Understanding 5.5 deleting duplicates in sorted array (python)?


#1

I don’t quite get the general idea behind the code, why the array gets one short element in the end just from updating. How does the extra space get removed?

My understanding is that overall we have 2 “pointers” moving in the array, i and write_index. So write_index progresses together with i, and when there’s a duplicate found, write_index will stay behind and “hold” the duplicate. The index i will move forward and find a non duplicate, in which case the if statement will activate once more and update the duplicated element where write_index is, into to the non-duplicate. Is this correct?

But at the end of it, where does the deleting of the element come from?
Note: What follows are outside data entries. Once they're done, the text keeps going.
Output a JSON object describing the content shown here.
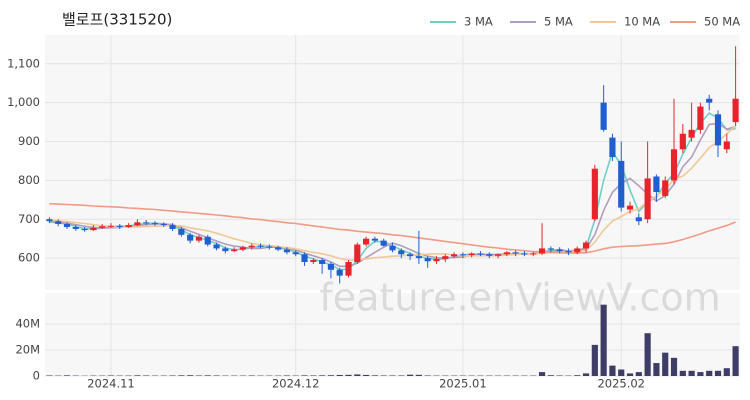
{
  "chart_data": {
    "type": "candlestick",
    "title": "밸로프(331520)",
    "watermark": "feature.enViewV.com",
    "up_color": "#e8232c",
    "down_color": "#1f5fd0",
    "grid": true,
    "legend": "top-right",
    "categories": [
      null,
      null,
      null,
      null,
      null,
      null,
      null,
      "2024.11",
      null,
      null,
      null,
      null,
      null,
      null,
      null,
      null,
      null,
      null,
      null,
      null,
      null,
      null,
      null,
      null,
      null,
      null,
      null,
      null,
      "2024.12",
      null,
      null,
      null,
      null,
      null,
      null,
      null,
      null,
      null,
      null,
      null,
      null,
      null,
      null,
      null,
      null,
      null,
      null,
      "2025.01",
      null,
      null,
      null,
      null,
      null,
      null,
      null,
      null,
      null,
      null,
      null,
      null,
      null,
      null,
      null,
      null,
      null,
      "2025.02",
      null,
      null,
      null,
      null,
      null,
      null,
      null,
      null,
      null,
      null,
      null,
      null,
      null
    ],
    "open": [
      700,
      695,
      688,
      680,
      675,
      672,
      678,
      682,
      683,
      680,
      685,
      692,
      690,
      688,
      685,
      675,
      660,
      645,
      655,
      635,
      625,
      618,
      622,
      628,
      632,
      630,
      628,
      622,
      615,
      610,
      590,
      595,
      585,
      570,
      555,
      590,
      635,
      650,
      645,
      632,
      620,
      610,
      605,
      600,
      592,
      598,
      605,
      610,
      608,
      612,
      610,
      606,
      610,
      615,
      612,
      610,
      612,
      625,
      622,
      618,
      615,
      625,
      700,
      1000,
      910,
      850,
      725,
      705,
      700,
      810,
      760,
      800,
      880,
      910,
      930,
      1010,
      970,
      880,
      950
    ],
    "high": [
      705,
      700,
      692,
      685,
      680,
      685,
      688,
      690,
      688,
      690,
      700,
      698,
      695,
      692,
      690,
      680,
      665,
      660,
      660,
      640,
      630,
      628,
      632,
      638,
      638,
      635,
      632,
      628,
      620,
      615,
      600,
      600,
      590,
      575,
      595,
      640,
      655,
      655,
      650,
      640,
      625,
      615,
      670,
      605,
      605,
      610,
      615,
      615,
      615,
      618,
      615,
      612,
      618,
      620,
      618,
      616,
      690,
      630,
      628,
      625,
      630,
      645,
      840,
      1045,
      920,
      900,
      745,
      715,
      900,
      815,
      810,
      1010,
      945,
      1000,
      1000,
      1020,
      980,
      920,
      1145
    ],
    "low": [
      690,
      682,
      675,
      670,
      668,
      670,
      675,
      678,
      675,
      678,
      682,
      685,
      683,
      680,
      670,
      655,
      638,
      640,
      630,
      620,
      612,
      615,
      618,
      622,
      625,
      622,
      618,
      610,
      605,
      580,
      585,
      560,
      548,
      535,
      550,
      585,
      630,
      640,
      630,
      615,
      600,
      595,
      585,
      575,
      585,
      590,
      600,
      600,
      602,
      605,
      600,
      600,
      605,
      605,
      605,
      605,
      608,
      615,
      612,
      608,
      610,
      615,
      695,
      925,
      850,
      720,
      715,
      685,
      690,
      745,
      755,
      790,
      870,
      900,
      920,
      980,
      860,
      870,
      940
    ],
    "close": [
      695,
      688,
      680,
      675,
      672,
      678,
      682,
      683,
      680,
      685,
      692,
      690,
      688,
      685,
      675,
      660,
      645,
      655,
      635,
      625,
      618,
      622,
      628,
      632,
      630,
      628,
      622,
      615,
      610,
      590,
      595,
      585,
      570,
      555,
      590,
      635,
      650,
      645,
      632,
      620,
      610,
      605,
      600,
      592,
      598,
      605,
      610,
      608,
      612,
      610,
      606,
      610,
      615,
      612,
      610,
      612,
      625,
      622,
      618,
      615,
      625,
      640,
      830,
      930,
      860,
      730,
      735,
      695,
      805,
      770,
      800,
      880,
      920,
      930,
      990,
      1000,
      890,
      900,
      1010
    ],
    "ylim": [
      518,
      1174
    ],
    "yticks": [
      600,
      700,
      800,
      900,
      {
        "value": 1000,
        "label": "1,000"
      },
      {
        "value": 1100,
        "label": "1,100"
      }
    ],
    "series": [
      {
        "name": "3 MA",
        "color": "#6fcfc6",
        "values": [
          693,
          690,
          688,
          681,
          676,
          675,
          677,
          681,
          682,
          683,
          686,
          689,
          690,
          688,
          683,
          673,
          660,
          653,
          645,
          638,
          626,
          622,
          623,
          627,
          630,
          630,
          627,
          622,
          616,
          605,
          598,
          590,
          583,
          570,
          572,
          593,
          625,
          643,
          642,
          632,
          621,
          612,
          605,
          599,
          597,
          598,
          604,
          608,
          610,
          610,
          609,
          609,
          610,
          612,
          612,
          611,
          616,
          620,
          622,
          618,
          619,
          627,
          698,
          800,
          873,
          840,
          775,
          720,
          745,
          757,
          792,
          818,
          867,
          910,
          947,
          973,
          960,
          930,
          933
        ]
      },
      {
        "name": "5 MA",
        "color": "#b39cc0",
        "values": [
          695,
          692,
          690,
          686,
          682,
          679,
          677,
          678,
          679,
          682,
          684,
          686,
          688,
          688,
          686,
          678,
          669,
          661,
          652,
          644,
          636,
          631,
          628,
          625,
          625,
          628,
          628,
          625,
          621,
          613,
          606,
          599,
          590,
          579,
          579,
          587,
          601,
          615,
          628,
          639,
          632,
          622,
          612,
          605,
          601,
          600,
          602,
          603,
          607,
          609,
          609,
          609,
          611,
          611,
          611,
          612,
          615,
          617,
          619,
          618,
          621,
          624,
          660,
          722,
          769,
          792,
          805,
          786,
          765,
          747,
          761,
          790,
          835,
          860,
          904,
          944,
          946,
          932,
          938
        ]
      },
      {
        "name": "10 MA",
        "color": "#f2c894",
        "values": [
          698,
          696,
          694,
          692,
          689,
          686,
          683,
          681,
          680,
          680,
          680,
          681,
          682,
          683,
          684,
          683,
          678,
          674,
          670,
          664,
          657,
          650,
          644,
          638,
          634,
          632,
          630,
          627,
          624,
          619,
          615,
          611,
          606,
          599,
          595,
          596,
          598,
          601,
          603,
          605,
          606,
          608,
          609,
          610,
          611,
          611,
          608,
          605,
          606,
          606,
          606,
          606,
          608,
          609,
          611,
          611,
          613,
          614,
          615,
          616,
          617,
          620,
          641,
          672,
          695,
          707,
          720,
          727,
          745,
          760,
          777,
          802,
          811,
          831,
          857,
          884,
          900,
          920,
          940
        ]
      },
      {
        "name": "50 MA",
        "color": "#f29a86",
        "values": [
          740,
          739,
          738,
          737,
          736,
          734,
          733,
          732,
          731,
          729,
          728,
          726,
          725,
          723,
          721,
          719,
          717,
          715,
          713,
          711,
          709,
          706,
          704,
          701,
          699,
          696,
          694,
          691,
          689,
          686,
          683,
          680,
          677,
          674,
          672,
          669,
          667,
          665,
          663,
          660,
          658,
          655,
          652,
          649,
          646,
          643,
          640,
          637,
          634,
          631,
          628,
          626,
          623,
          621,
          619,
          617,
          616,
          615,
          614,
          613,
          613,
          614,
          618,
          624,
          628,
          630,
          631,
          632,
          634,
          636,
          638,
          642,
          648,
          655,
          662,
          670,
          677,
          684,
          693
        ]
      }
    ],
    "volume": {
      "color": "#3d3d66",
      "ylim": [
        0,
        64
      ],
      "yticks": [
        0,
        {
          "value": 20,
          "label": "20M"
        },
        {
          "value": 40,
          "label": "40M"
        }
      ],
      "values": [
        0.4,
        0.3,
        0.5,
        0.3,
        0.2,
        0.3,
        0.3,
        0.4,
        0.3,
        0.3,
        0.5,
        0.4,
        0.3,
        0.3,
        0.4,
        0.5,
        0.6,
        0.4,
        0.5,
        0.4,
        0.3,
        0.3,
        0.3,
        0.4,
        0.3,
        0.3,
        0.3,
        0.4,
        0.3,
        0.5,
        0.4,
        0.5,
        0.6,
        0.8,
        0.9,
        1.2,
        0.8,
        0.5,
        0.4,
        0.4,
        0.4,
        1,
        0.9,
        0.4,
        0.3,
        0.3,
        0.3,
        0.3,
        0.3,
        0.3,
        0.3,
        0.3,
        0.3,
        0.3,
        0.3,
        0.3,
        3,
        0.6,
        0.4,
        0.3,
        0.6,
        2,
        24,
        55,
        8,
        5,
        2,
        3,
        33,
        10,
        18,
        14,
        4,
        4,
        3,
        4,
        4,
        6,
        23
      ]
    }
  }
}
The solution works very well however, so I’m confused.

def delete_duplicates(A):
    if not A:
        return 0

    write_index = 1
    for i in range(1, len(A)):
        if A[write_index - 1] != A[i]:
            A[write_index] = A[i]
            write_index += 1
    return write_index

#2

What do you mean by “the array gets one short element in the end just from updating”, and by “How does the extra space get removed?”?

Is the code in your post yours, or from the book?

Please give an example using an array of numbers, showing both correct and incorrect behavior.


#3

Hey, @smalldata99!

It took me a while to understand this solution too and in case you’re still trying to understand what’s going on, here’s how I see it:

think of write_index as an “available spot” and also keep in mind that both i and write_index are positions (indexes) and not the actual value from the array.

So, you are correct: i and write_index are pointers moving in the array and they have the same value until you encounter a duplicate item. When the first duplicate item is found, the if block will not be executed and the value of write_index will not increase. write_index doesn’t hold the duplicate value but the index of the position of the duplicate value in the array, what I’m calling “available spot”. This will result in the “available spot” being reserved for the next unique value found in the array, in other words, for the next value that enters the if block.

One thing that helped me a lot was to put lots of print statements showing what value each variable had and the status of the array at each iteration.

I hope this helps clarify.


#4

:smile: Thanks! I actually asked those questions so I could help you. Glad you figured it out.